L’été dernier, plus de 2200 hectares d’espaces naturels d’intérêt écologique majeur ont été incendiés dans les monts d’Arrée. Un an plus tard, les experts qui assurent le suivi environnemental et paysager depuis l’incendie présentent leurs conclusions.
Suite à l’incendie, le Conseil Départemental du Finistère et la Préfecture ont lancé un plan de restauration des monts d’Arrée qui réunit tous les acteurs du territoire autour de groupes de travail thématiques.
Dans ce cadre, un collège d’experts piloté par le Parc Régional d’Armorique, opérateur du site Natura 2000 des monts d’Arrée, et réunissant le Département du Finistère, Bretagne Vivante, le Conservatoire botanique national de Brest, le Groupe mammalogique breton, la Fédération de chasse du Finistère et l’Université de Brest, s’affaire depuis un an au diagnostic et au suivi environnemental et paysager des secteurs incendiés. Ce travail consiste à voir comment la faune et la flore réagissent et, si besoin, à envisager des actions de restauration écologique.

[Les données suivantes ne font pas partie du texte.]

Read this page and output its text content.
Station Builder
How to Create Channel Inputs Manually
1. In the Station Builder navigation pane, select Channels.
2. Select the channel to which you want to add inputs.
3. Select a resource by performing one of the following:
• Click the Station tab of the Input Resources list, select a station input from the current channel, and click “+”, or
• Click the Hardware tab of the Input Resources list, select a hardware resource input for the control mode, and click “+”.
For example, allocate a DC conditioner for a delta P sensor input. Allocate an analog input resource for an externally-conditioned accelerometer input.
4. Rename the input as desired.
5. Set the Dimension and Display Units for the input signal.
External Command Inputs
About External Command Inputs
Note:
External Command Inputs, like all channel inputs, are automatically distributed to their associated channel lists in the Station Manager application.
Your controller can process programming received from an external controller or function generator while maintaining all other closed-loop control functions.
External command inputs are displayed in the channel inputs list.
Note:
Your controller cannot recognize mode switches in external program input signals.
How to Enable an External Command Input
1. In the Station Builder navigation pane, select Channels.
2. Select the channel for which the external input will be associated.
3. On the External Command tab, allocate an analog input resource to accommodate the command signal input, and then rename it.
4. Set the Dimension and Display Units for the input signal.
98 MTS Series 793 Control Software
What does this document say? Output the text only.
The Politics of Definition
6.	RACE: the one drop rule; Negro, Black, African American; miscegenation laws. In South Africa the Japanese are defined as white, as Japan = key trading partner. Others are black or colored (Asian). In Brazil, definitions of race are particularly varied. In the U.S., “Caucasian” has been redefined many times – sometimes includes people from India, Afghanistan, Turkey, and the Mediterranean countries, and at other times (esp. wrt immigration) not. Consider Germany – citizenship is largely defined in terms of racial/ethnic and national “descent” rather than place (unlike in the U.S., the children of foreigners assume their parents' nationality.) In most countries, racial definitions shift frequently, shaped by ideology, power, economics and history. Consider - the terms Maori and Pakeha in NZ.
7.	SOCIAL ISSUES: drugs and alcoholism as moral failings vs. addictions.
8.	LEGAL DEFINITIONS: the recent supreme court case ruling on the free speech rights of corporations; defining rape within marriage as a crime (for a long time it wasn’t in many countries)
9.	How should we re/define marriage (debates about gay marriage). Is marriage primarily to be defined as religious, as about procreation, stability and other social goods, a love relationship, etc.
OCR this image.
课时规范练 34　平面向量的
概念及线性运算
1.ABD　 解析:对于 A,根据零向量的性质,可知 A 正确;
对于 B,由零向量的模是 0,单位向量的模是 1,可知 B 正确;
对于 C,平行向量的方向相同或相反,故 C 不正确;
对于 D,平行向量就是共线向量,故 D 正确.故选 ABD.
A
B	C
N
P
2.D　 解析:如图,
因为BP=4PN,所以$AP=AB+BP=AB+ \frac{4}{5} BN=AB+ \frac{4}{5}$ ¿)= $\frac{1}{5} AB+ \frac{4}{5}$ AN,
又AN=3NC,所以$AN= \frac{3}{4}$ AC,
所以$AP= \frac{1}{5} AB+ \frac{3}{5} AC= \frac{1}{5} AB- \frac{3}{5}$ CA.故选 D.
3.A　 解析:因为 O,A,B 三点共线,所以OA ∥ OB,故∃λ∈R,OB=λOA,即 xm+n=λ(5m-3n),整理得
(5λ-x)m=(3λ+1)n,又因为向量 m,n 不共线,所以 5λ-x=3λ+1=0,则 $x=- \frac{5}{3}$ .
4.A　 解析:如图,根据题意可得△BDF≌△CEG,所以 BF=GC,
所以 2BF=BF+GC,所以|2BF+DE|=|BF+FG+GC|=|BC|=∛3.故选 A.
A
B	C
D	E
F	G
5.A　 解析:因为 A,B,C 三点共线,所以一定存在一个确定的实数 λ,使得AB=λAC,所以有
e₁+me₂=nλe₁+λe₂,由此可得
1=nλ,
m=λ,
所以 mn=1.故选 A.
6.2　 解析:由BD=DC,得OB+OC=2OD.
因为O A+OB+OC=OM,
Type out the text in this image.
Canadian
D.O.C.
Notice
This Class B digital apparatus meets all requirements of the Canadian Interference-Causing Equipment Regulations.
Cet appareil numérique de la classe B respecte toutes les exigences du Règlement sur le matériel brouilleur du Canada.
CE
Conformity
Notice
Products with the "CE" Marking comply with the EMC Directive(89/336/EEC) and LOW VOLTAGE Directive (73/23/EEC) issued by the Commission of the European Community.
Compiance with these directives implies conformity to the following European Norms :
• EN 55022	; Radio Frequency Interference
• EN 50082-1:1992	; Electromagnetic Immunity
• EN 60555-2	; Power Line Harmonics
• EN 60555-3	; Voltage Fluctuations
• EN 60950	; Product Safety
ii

Réparti sur 10 000 hectares, le site Natura 2000 des monts d’Arrée abrite le plus grand ensemble de landes atlantiques de France et le plus important complexe de tourbières de Bretagne. Gérés durablement, ces milieux rendent de nombreux services indispensables : stockage de l’eau et du carbone, refuge pour des espèces animales et végétales, source de revenus pour les agriculteurs, pare-feux naturels contre les incendies…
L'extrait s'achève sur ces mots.